Part 15 sets a hard limit on transmitter power within the 2400-2483.5 MHz and 5725-5850 MHz bands: 1 Watt. Amateur radio operators are not allowed to exceed this, except in certain cases:
- To aid in the mitigation of an emergency
- Overlap on licensed bands
In the 2400-2483.5 MHz band, amateur radio has been licensed a small chunk for use with amateur television (2390-2450 MHz). This roughly corresponds to channels 1 thru 5 of the 802.11 specification. On these channels, amateur radio operators can exceed the 1 Watt of transmitter power by using external amplifiers connected between their equipment and antenna. However, on all other channels in that range, they must abide by the 1 Watt restriction defined under Part 15.
The one place where amateur radio operators really win big is antenna gain.
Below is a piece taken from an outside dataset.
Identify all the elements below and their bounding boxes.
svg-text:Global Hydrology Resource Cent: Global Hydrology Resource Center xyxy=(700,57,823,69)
There is no gain limit on the antenna used by an amateur radio operator -- that is, there is no power reduction if the antenna gain exceeds the limits defined in Part 15.
Priority over Part 15 Users
Since amateur radio's purpose is to relay emergency communications, operators normally enjoy a privileged status in the radio spectrum. However, this priority usage is limited to two scenarios:
- Bands licensed to amateur radio
- Emergency traffic in or out of the normal amateur radio bands
The most common time when this becomes an issue is in the 2.4 GHz band (2400-2483.5 MHz). Amateur radio has been licensed a small chunk for use with amateur television (2390-2450 MHz). This roughly corresponds to channels 1 thru 5 of the 802.11 specification. On these channels, amateur radio operators can declare priority usage over Part 15 operators. However, on all other channels (including the 5.8 GHz band), amateur radio operators have no priority.
For an amateur radio operator to reclassify Part 15 equipment under their Part 97 license, they must abide by the rules defined in Part 97, including, but not limited to:
- Every 10 minutes, the operator's call sign must be transmitted in clear text (§ 97.119(a)). This is usually done by including the call sign in the SSID of the wireless network.
- All traffic must be unencrypted.*
* According to § 97.113(a)(4), amateur operators must not sent "messages encoded for the purpose of obscurring their meaning." This is generally accepted as a unilateral declaration that all traffic must be unencrypted. However, it can be debated that the purpose of some encryption is to maintain data privacy -- especially in the case where an amateur operator is passing along medical information. We will continue to research this area; for now, please read Part 97 and all corresponding FCC regulations and determine this answer for yourself.